Certainly. Thanks for the question, Ms. Leslie.
As I mentioned, back in 1977 an important decision was made to amend the Fisheries Act to allow for habitat protection. That has enabled the Department of Fisheries and Oceans to engage in protection of potentially harmful activities such as gravel mining in the Fraser River—that kind of activity can pose grave threats to pink salmon and sturgeon populations at risk—to oil sands mining and pipeline development in Alberta. This can destroy fish-bearing creeks. It can render fish inedible, and it can create significant risks to water resources generally.
Then, obviously there are matters of large-scale hydro development habitat impacts on local fish and benthic species in relation to finfish aquaculture in B.C. These are examples of activities that, pursuant to section 35 as it currently exists, as it is broadly construed, fall within the purview of the subsection 35(1) protections of fish habitat.
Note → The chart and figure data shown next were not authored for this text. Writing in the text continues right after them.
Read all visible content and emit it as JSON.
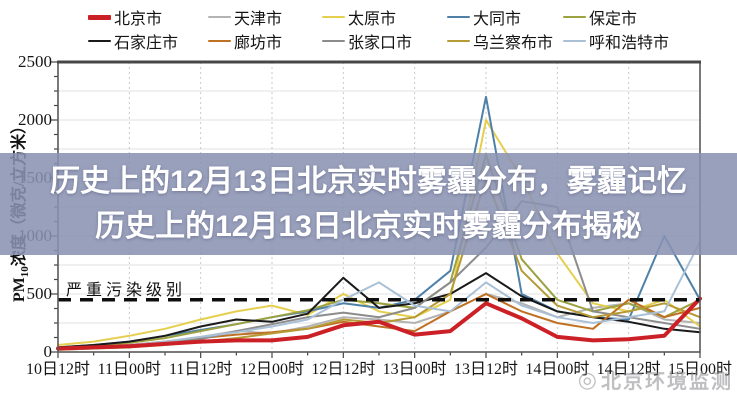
{
  "overlay": {
    "line1": "历史上的12月13日北京实时雾霾分布，雾霾记忆",
    "line2": "历史上的12月13日北京实时雾霾分布揭秘",
    "band_color": "rgba(138,146,178,0.87)",
    "text_color": "#ffffff"
  },
  "watermark": {
    "icon": "◎",
    "text": "北京环境监测"
  },
  "axis": {
    "y_label_prefix": "PM",
    "y_label_sub": "10",
    "y_label_suffix": "浓度（微克/立方米）"
  },
  "legend": {
    "items": [
      {
        "label": "北京市",
        "color": "#cc2027",
        "thick": true
      },
      {
        "label": "天津市",
        "color": "#b3b3b3",
        "thick": false
      },
      {
        "label": "太原市",
        "color": "#e6cf4e",
        "thick": false
      },
      {
        "label": "大同市",
        "color": "#4f81a8",
        "thick": false
      },
      {
        "label": "保定市",
        "color": "#9ca23f",
        "thick": false
      },
      {
        "label": "石家庄市",
        "color": "#1a1a1a",
        "thick": false
      },
      {
        "label": "廊坊市",
        "color": "#bf7022",
        "thick": false
      },
      {
        "label": "张家口市",
        "color": "#8c8c8c",
        "thick": false
      },
      {
        "label": "乌兰察布市",
        "color": "#b59a35",
        "thick": false
      },
      {
        "label": "呼和浩特市",
        "color": "#a9c0d6",
        "thick": false
      }
    ]
  },
  "chart_data": {
    "type": "line",
    "title": "",
    "xlabel": "",
    "ylabel": "PM10浓度（微克/立方米）",
    "ylim": [
      0,
      2500
    ],
    "y_ticks": [
      0,
      500,
      1000,
      1500,
      2000,
      2500
    ],
    "grid": true,
    "legend_position": "top",
    "x_tick_labels": [
      "10日12时",
      "11日00时",
      "11日12时",
      "12日00时",
      "12日12时",
      "13日00时",
      "13日12时",
      "14日00时",
      "14日12时",
      "15日00时"
    ],
    "x_tick_hours": [
      0,
      12,
      24,
      36,
      48,
      60,
      72,
      84,
      96,
      108
    ],
    "sample_hours": [
      0,
      6,
      12,
      18,
      24,
      30,
      36,
      42,
      48,
      54,
      60,
      66,
      72,
      78,
      84,
      90,
      96,
      102,
      108
    ],
    "threshold": {
      "label": "严重污染级别",
      "value": 450
    },
    "series": [
      {
        "name": "天津市",
        "color": "#b3b3b3",
        "width": 2,
        "values": [
          30,
          45,
          60,
          90,
          130,
          180,
          160,
          220,
          300,
          280,
          250,
          350,
          500,
          420,
          300,
          380,
          420,
          280,
          250
        ]
      },
      {
        "name": "太原市",
        "color": "#e6cf4e",
        "width": 2,
        "values": [
          60,
          90,
          140,
          200,
          280,
          350,
          400,
          320,
          500,
          350,
          300,
          450,
          2000,
          1500,
          850,
          420,
          350,
          450,
          220
        ]
      },
      {
        "name": "大同市",
        "color": "#4f81a8",
        "width": 2,
        "values": [
          40,
          60,
          90,
          140,
          190,
          240,
          300,
          350,
          420,
          380,
          450,
          700,
          2200,
          500,
          350,
          300,
          280,
          1000,
          450
        ]
      },
      {
        "name": "保定市",
        "color": "#9ca23f",
        "width": 2,
        "values": [
          30,
          50,
          80,
          120,
          180,
          240,
          300,
          360,
          450,
          420,
          380,
          600,
          1700,
          800,
          450,
          350,
          420,
          300,
          450
        ]
      },
      {
        "name": "石家庄市",
        "color": "#1a1a1a",
        "width": 2,
        "values": [
          40,
          60,
          90,
          140,
          220,
          280,
          260,
          330,
          640,
          380,
          420,
          500,
          680,
          480,
          350,
          300,
          260,
          200,
          170
        ]
      },
      {
        "name": "廊坊市",
        "color": "#bf7022",
        "width": 2,
        "values": [
          30,
          40,
          60,
          90,
          120,
          150,
          170,
          200,
          260,
          220,
          180,
          350,
          500,
          350,
          250,
          200,
          450,
          300,
          380
        ]
      },
      {
        "name": "张家口市",
        "color": "#8c8c8c",
        "width": 2,
        "values": [
          20,
          30,
          50,
          80,
          110,
          180,
          240,
          300,
          340,
          300,
          380,
          600,
          900,
          1300,
          1250,
          350,
          300,
          250,
          200
        ]
      },
      {
        "name": "乌兰察布市",
        "color": "#b59a35",
        "width": 2,
        "values": [
          20,
          30,
          40,
          60,
          90,
          120,
          160,
          200,
          280,
          250,
          300,
          500,
          1500,
          700,
          400,
          300,
          350,
          420,
          300
        ]
      },
      {
        "name": "呼和浩特市",
        "color": "#a9c0d6",
        "width": 2,
        "values": [
          30,
          40,
          60,
          90,
          130,
          170,
          220,
          280,
          450,
          600,
          400,
          350,
          600,
          400,
          300,
          250,
          300,
          350,
          950
        ]
      },
      {
        "name": "北京市",
        "color": "#cc2027",
        "width": 4,
        "values": [
          30,
          40,
          50,
          70,
          90,
          100,
          100,
          130,
          230,
          260,
          150,
          180,
          420,
          290,
          130,
          100,
          110,
          140,
          460
        ]
      }
    ]
  }
}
These are examples of where it is working.
The concern is that by narrowing the habitat protected, and by providing for ministerial regulations that allow for the exemption of certain activities in certain waterways, which won't even be subject to those proposed narrowed habitat protections, what we will end up seeing is a series of activities in water bodies that get less or no oversight. For those activities where there is oversight, it would be reduced.
Specifically, one can imagine that there would be types of activities that would no longer get that habitat protection. That can only be for the worse, from a planning perspective and from a perspective of ensuring sustainable development. It's not a question of saying no to projects; it's a matter of saying that this is how they ought to be done. These are the best practices.